An interesting aspect of the directive is its reference to the legends and heat index ranges used by the National Weather Service’s heat index chart—Caution (80°F– 90°F HI), Extreme Caution (91°F – 103°F HI), Danger (103°F – 124°F HI), and Extreme Danger (126°F or higher HI). OSHA knows, after the scientific bases for these legends and ranges were questioned, its attorneys declined to rely on them, and that an administrative law judge of the Occupational Safety and Health Review Commission (in a case handled by this firm) found that they lacked a scientific basis. 

Next Rulemaking Steps for OSHA 

Although the NEP is not an OSHA standard, the agency has announced it is working on a proposed standard. There is no reliable way to know when OSHA will publish a proposed standard. OSHA will probably try to publish one in time to permit a final standard to be issued before the Biden Administration ends, but that is a guess.

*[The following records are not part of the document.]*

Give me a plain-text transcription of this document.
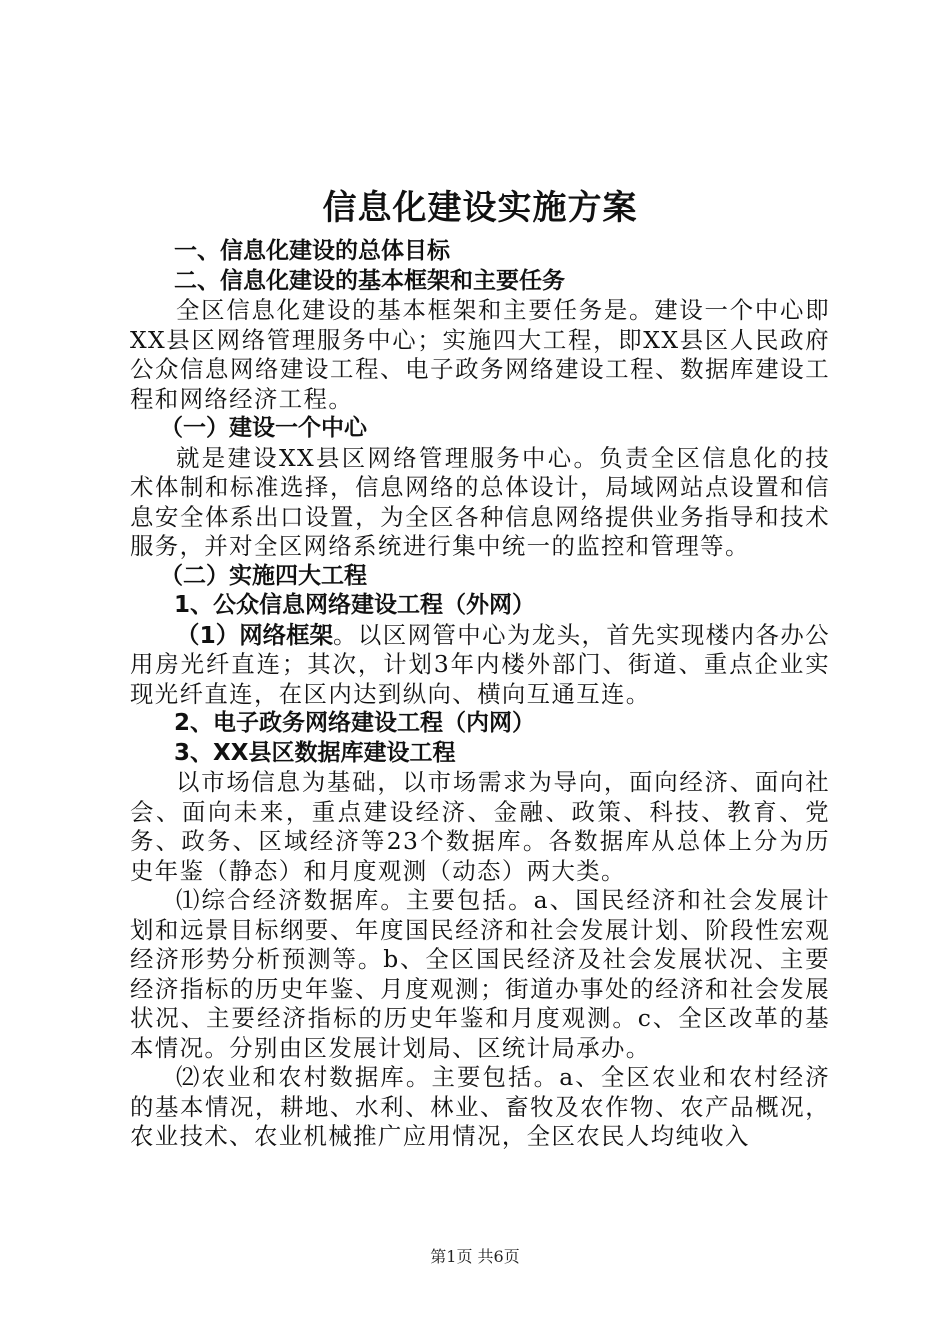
信息化建设实施方案

一、信息化建设的总体目标

二、信息化建设的基本框架和主要任务

全区信息化建设的基本框架和主要任务是。建设一个中心即XX县区网络管理服务中心；实施四大工程，即XX县区人民政府公众信息网络建设工程、电子政务网络建设工程、数据库建设工程和网络经济工程。

（一）建设一个中心

就是建设XX县区网络管理服务中心。负责全区信息化的技术体制和标准选择，信息网络的总体设计，局域网站点设置和信息安全体系出口设置，为全区各种信息网络提供业务指导和技术服务，并对全区网络系统进行集中统一的监控和管理等。

（二）实施四大工程

1、公众信息网络建设工程（外网）

（1）网络框架。以区网管中心为龙头，首先实现楼内各办公用房光纤直连；其次，计划3年内楼外部门、街道、重点企业实现光纤直连，在区内达到纵向、横向互通互连。

2、电子政务网络建设工程（内网）

3、XX县区数据库建设工程

以市场信息为基础，以市场需求为导向，面向经济、面向社会、面向未来，重点建设经济、金融、政策、科技、教育、党务、政务、区域经济等23个数据库。各数据库从总体上分为历史年鉴（静态）和月度观测（动态）两大类。

⑴综合经济数据库。主要包括。a、国民经济和社会发展计划和远景目标纲要、年度国民经济和社会发展计划、阶段性宏观经济形势分析预测等。b、全区国民经济及社会发展状况、主要经济指标的历史年鉴、月度观测；街道办事处的经济和社会发展状况、主要经济指标的历史年鉴和月度观测。c、全区改革的基本情况。分别由区发展计划局、区统计局承办。

⑵农业和农村数据库。主要包括。a、全区农业和农村经济的基本情况，耕地、水利、林业、畜牧及农作物、农产品概况，农业技术、农业机械推广应用情况，全区农民人均纯收入

第1页 共6页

To do that, the final standard will probably follow the California model (the Assistant Secretary of Labor for OSHA, Doug Parker, is formerly the head of California’s OSHA State Plan), which requires training, cool drinking water, five-minute cool downs in shade, supervisor monitoring, a heat illness prevention program, and high-heat measures. 

What Contractors Should Consider Doing Now 

IEC contractor members – especially in warmer climates – may want to consider reviewing: 

  1. Policy – Review and update (or create?) a written heat illness and injury program; consider using a post-offer medical questionnaire that includes questions about conditions or medications that heat exposure may exacerbate.
  2. Training – Train employees on recognizing symptoms and supervisors on entire program and how to handle emergencies.
  3. Compliance – Monitor heat exposure projections and compliance with the program.
  4. Enforcement – Take action when the program is not followed.

These actions will help keep workers safe from heat-related illnesses and injuries and avoid or minimize any OSHA inspections or citations.